Over 20 years later, Zang shared her thoughts on DiCaprio’s most recent break-up: “Maybe [Morrone] really cared for him but was just ready for the next chapter, perhaps it’s temporary, or maybe it’s none of our business but can we stop with the ageist headlines and comments?” She also expressed frustration specifically with how media outlets and social media users have framed the split, “with his most recent ex-girlfriend being referred to as having ‘aged out’ or being ‘too old for Leo at 25.’”

Zang added, “Puh-lease (insert dramatic eye roll). I think we can and should do better. What kind of message is this sending to young people?” I have, personally, perceived the message to be that Leo and men in Hollywood are dirtbags. But perhaps I, a chronic, reflexive hater, could learn a thing or two from the positive, ~inspiring~ teaching opportunity that Zang found in DiCaprio splitting from yet another former 22-year-old who’d turned 25. Zang wrote:

“I met the love of my life when I was 38 and got married when I was 40. So you youngins out there, listen up. Life gets so much better after 25. Yes, you get more wrinkles but you also get more confidence and more love for yourself.”

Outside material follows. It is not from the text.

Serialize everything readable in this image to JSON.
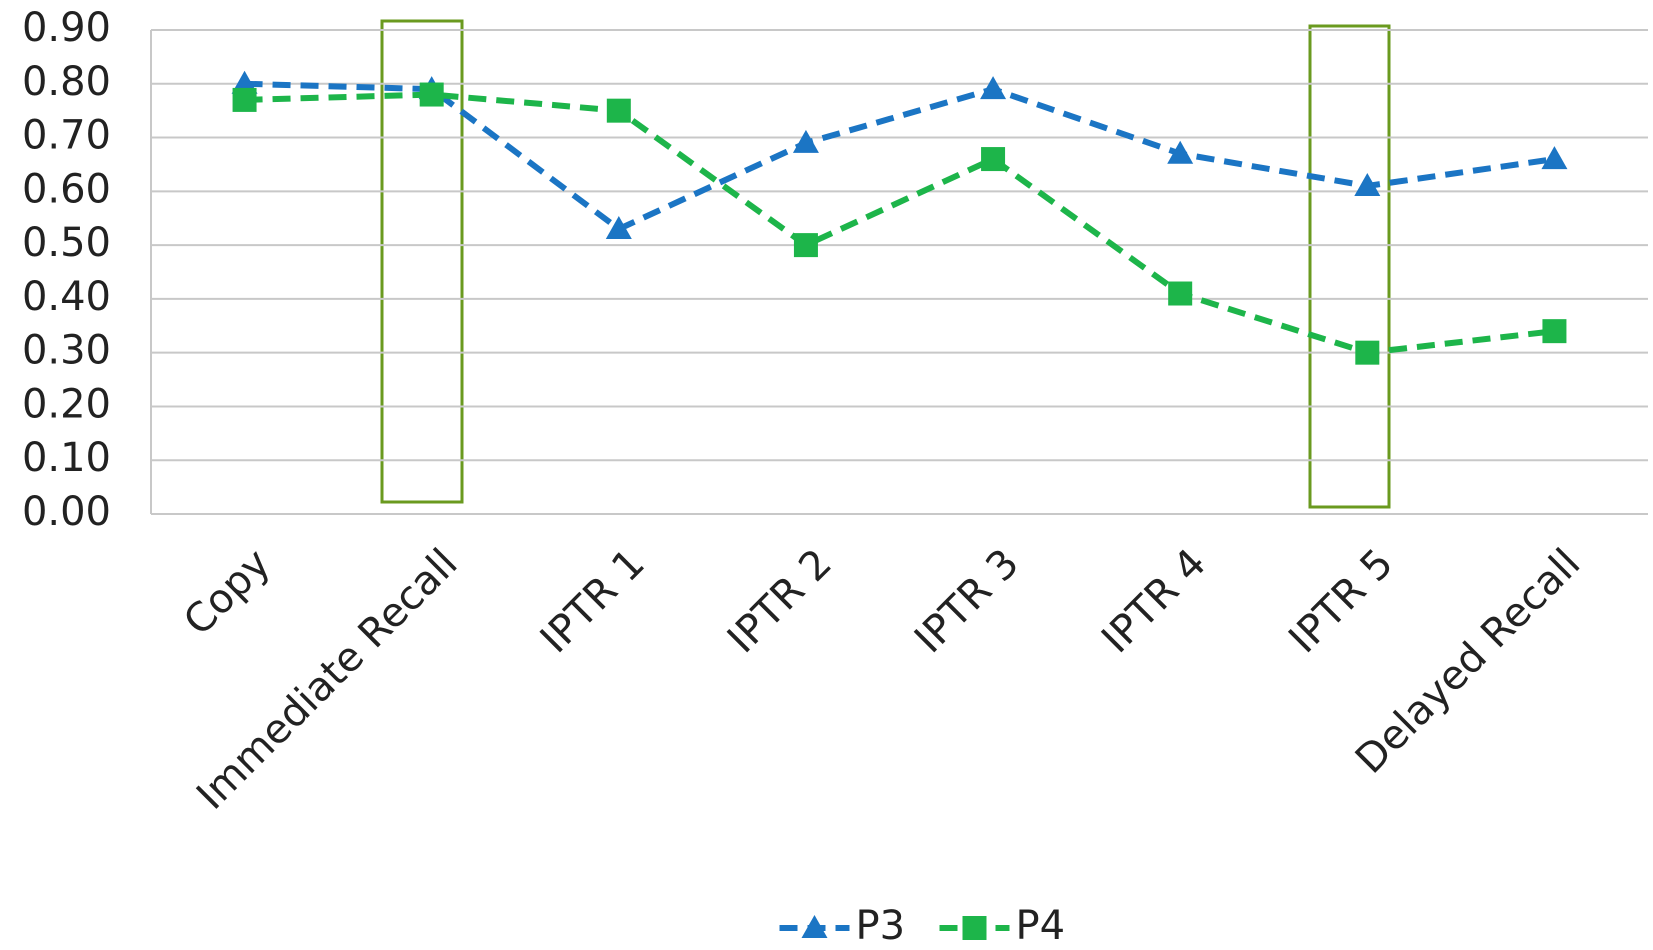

Today, she lives in the Oregon countryside with her “hot” and younger husband “(joke’s on you, Leo),” and runs a “locally sourced dog food company.” Good for her!

I’m not going to lie, when I first read the People headline, “Leonardo DiCaprio’s Former Girlfriend Speaks Out About ‘Ageist Headlines and Comments,’” I braced myself for some pick-me screed about how DiCaprio is being cyber-bullied for dropping his girlfriends a full year before the Affordable Care Act drops them from their parents’ health insurance. Thankfully, while Zang didn’t have a negative word to say about her ex, she encouraged the “funny” and “stellar” memes to continue.

It’s not as if women are all just learning now that patriarchal beauty standards prize our youth above everything and try to write women above 30 out of existence. This is a world in which a 35-year-old woman was cast to play 26-year-old Tom Holland’s mother earlier this year, and hordes of online perverts started a countdown to Millie Bobby Brown’s 18th birthday—a long-standing tradition that child starlets have always faced. But the widespread, very much united clowning to which DiCaprio has been subjected by Twitter certainly brings some comfort: Too many men are still overly defensive about their supposed human right to date barely legal women—but at least some others and most of the internet finally seem ready to joke about how lame it is. If nothing else, I’ll take comfort in both this and Zang’s sage advice that one is “barely scratching the surface of life at 25.”